Anti-Suffragette Literature: Not So Different From Modern Media After All

Feminist movements throughout history have claimed to advocate for sisterhood and a world where women support women in order to get their rights. But the truth has never been as simple as that. Even in today’s world the dominance of the white feminist narrative often overshadows the needs of women of colour and the media is – sometimes successfully – involved in various attempts to pit women against each other. We still seem to live in a world where anyone who speaks out against the status quo is immediately demonised by the larger society around them. Of course, given the kind of backlash feminist movements face in today’s day and age, we can only imagine what some of the first feminists had to face from society. From the ground breaking suffragettes to the Black Lives Matter protests of 2020, what does the literature of the time tell us about the way society reacts to outspoken advocates for change?

Some of the most popular anti-suffrage literature was in fact written by women, at least according to mainstream sources. However, given that a majority of opposition to the suffragette cause was made up of men, it raises questions as to why women in particular were put front and centre of the anti-suffragist movement. The answer lies in the same scenes we see being played out today. Women are pitted against other woman by media corporations, social media trolls, and the like, and convinced that victory is only in seeing someone else’s defeat.

Much like we see certain women today turning their backs on identifying as feminists, many women of that time also wanted to distance themselves from a group they felt were a threat to their values, traditions, and family values. The only difference? Today’s anti-feminists have a screen to hide behind while anti suffragists of the time relied on their words. In The Eden Sphinx, Annie Riley Hale starts off by appealing to her “suffragist and feminist sisters”. Interestingly enough she doesn’t disassociate herself with them completely, choosing instead to create an emotional connection with them and appealing to them as if through this path she could fix their “misguided activities”. Hale’s book focuses heavily on religious and mystical references, as if trying to use her idea of divinity to perpetuate the idea that women did not deserve voting rights. Sound familiar? Such literature would resonate particularly with many from religious backgrounds in this day and age, who growing up were told that have a religious identity and being a feminist are mutually exclusive.

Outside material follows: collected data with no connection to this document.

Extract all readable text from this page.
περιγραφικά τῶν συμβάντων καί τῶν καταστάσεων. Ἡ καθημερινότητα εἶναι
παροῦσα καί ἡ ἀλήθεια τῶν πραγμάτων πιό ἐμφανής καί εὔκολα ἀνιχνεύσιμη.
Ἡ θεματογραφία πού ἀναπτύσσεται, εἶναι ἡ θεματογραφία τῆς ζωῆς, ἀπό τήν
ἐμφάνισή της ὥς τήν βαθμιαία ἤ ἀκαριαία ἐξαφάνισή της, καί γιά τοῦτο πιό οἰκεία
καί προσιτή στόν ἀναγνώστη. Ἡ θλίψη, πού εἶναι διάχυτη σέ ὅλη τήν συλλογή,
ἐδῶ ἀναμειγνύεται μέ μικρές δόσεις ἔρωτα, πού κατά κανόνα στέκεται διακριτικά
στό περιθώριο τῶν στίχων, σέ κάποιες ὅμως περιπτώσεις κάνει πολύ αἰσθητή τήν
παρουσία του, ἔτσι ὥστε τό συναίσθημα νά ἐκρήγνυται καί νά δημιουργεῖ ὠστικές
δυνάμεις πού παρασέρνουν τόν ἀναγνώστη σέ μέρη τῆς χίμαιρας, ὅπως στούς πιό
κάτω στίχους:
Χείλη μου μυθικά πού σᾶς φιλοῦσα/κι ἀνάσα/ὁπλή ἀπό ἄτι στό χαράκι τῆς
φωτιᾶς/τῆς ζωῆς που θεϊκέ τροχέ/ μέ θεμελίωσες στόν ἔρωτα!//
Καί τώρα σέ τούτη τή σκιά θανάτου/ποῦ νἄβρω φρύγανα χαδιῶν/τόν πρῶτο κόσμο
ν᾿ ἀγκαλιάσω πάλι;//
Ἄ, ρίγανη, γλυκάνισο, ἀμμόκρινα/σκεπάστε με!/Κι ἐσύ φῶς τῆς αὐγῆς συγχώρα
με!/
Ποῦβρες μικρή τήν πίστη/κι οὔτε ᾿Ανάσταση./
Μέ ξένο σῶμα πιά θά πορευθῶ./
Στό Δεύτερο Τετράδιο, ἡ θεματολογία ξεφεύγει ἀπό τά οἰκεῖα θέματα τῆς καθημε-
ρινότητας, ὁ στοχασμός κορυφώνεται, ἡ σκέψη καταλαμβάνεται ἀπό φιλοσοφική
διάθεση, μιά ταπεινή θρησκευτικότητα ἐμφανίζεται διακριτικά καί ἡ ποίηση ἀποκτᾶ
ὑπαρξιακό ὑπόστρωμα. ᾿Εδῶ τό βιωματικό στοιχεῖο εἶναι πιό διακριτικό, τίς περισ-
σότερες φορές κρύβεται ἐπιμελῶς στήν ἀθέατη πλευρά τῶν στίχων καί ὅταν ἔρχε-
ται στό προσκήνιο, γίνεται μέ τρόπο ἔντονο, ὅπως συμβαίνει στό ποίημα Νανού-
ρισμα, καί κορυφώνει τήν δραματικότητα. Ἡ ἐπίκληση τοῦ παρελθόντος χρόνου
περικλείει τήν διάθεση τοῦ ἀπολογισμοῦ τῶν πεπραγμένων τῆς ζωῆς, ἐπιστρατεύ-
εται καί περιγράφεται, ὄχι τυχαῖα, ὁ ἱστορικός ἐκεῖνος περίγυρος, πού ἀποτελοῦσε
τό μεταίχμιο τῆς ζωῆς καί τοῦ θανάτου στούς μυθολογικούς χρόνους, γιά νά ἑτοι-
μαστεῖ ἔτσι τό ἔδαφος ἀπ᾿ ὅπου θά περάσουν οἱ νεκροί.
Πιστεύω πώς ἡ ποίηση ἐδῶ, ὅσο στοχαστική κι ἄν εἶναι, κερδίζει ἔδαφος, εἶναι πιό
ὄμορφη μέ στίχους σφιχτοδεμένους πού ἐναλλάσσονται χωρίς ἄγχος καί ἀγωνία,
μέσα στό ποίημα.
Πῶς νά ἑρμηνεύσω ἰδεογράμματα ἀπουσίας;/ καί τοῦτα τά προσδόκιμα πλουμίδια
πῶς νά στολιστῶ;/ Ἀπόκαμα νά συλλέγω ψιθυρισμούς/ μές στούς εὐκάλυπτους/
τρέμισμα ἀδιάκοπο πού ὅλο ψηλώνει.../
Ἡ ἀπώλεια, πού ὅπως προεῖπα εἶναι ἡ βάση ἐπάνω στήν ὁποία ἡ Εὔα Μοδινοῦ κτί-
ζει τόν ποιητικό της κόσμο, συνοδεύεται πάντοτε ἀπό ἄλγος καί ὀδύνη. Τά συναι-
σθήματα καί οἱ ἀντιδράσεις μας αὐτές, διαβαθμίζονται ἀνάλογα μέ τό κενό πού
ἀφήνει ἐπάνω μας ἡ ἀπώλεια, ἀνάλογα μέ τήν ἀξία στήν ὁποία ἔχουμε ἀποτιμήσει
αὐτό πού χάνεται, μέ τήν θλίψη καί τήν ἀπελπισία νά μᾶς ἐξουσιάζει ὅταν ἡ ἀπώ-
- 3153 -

Of course not everyone plays the ‘I’m only saying this because I care’ card. In Anti-Suffrage: Ten Good Reasons Grace Duffield Goodwin has a far overtly more negative view of suffragettes. Goodwin asks suffragettes to “prove the evil condition of American women as a whole.” She also claims American suffragettes are blindly following the British movement, even though the same demands don’t apply to their community and way of life. For women of colour, and those who are a part of minority communities, being involved in feminist movements often comes at a price. South Asian culture in particular is one that seems to see feminism as a western import that will eradicate all semblance of culture and tradition. Interestingly enough, an article in the Washington Examiner written in 2020 seems to mimic the sentiments of Duffield’s writings. Titled ‘The Privilege Pyramid” the piece argues that those speaking out about their experiences with oppression do so because it puts them higher on the privilege scale, or even just because it’s apparently a trend. For many people the argument made in her book is still valid today, and while that’s may be a scary thought it also provides us with some hope. That despite the perseverance of those who would seek to continue cycles of oppression, systems have been dismantled – if only partially – and success has been achieved.

Anti-suffrage literature provides an interesting comparison of how feminist movements have been understood over the years. More importantly, the sheer ease with which we can relate it to experiences of the modern day world shows us regressive mindsets remain stagnant, but it is the desire to be better and strive for a more equal world that has continued to grow.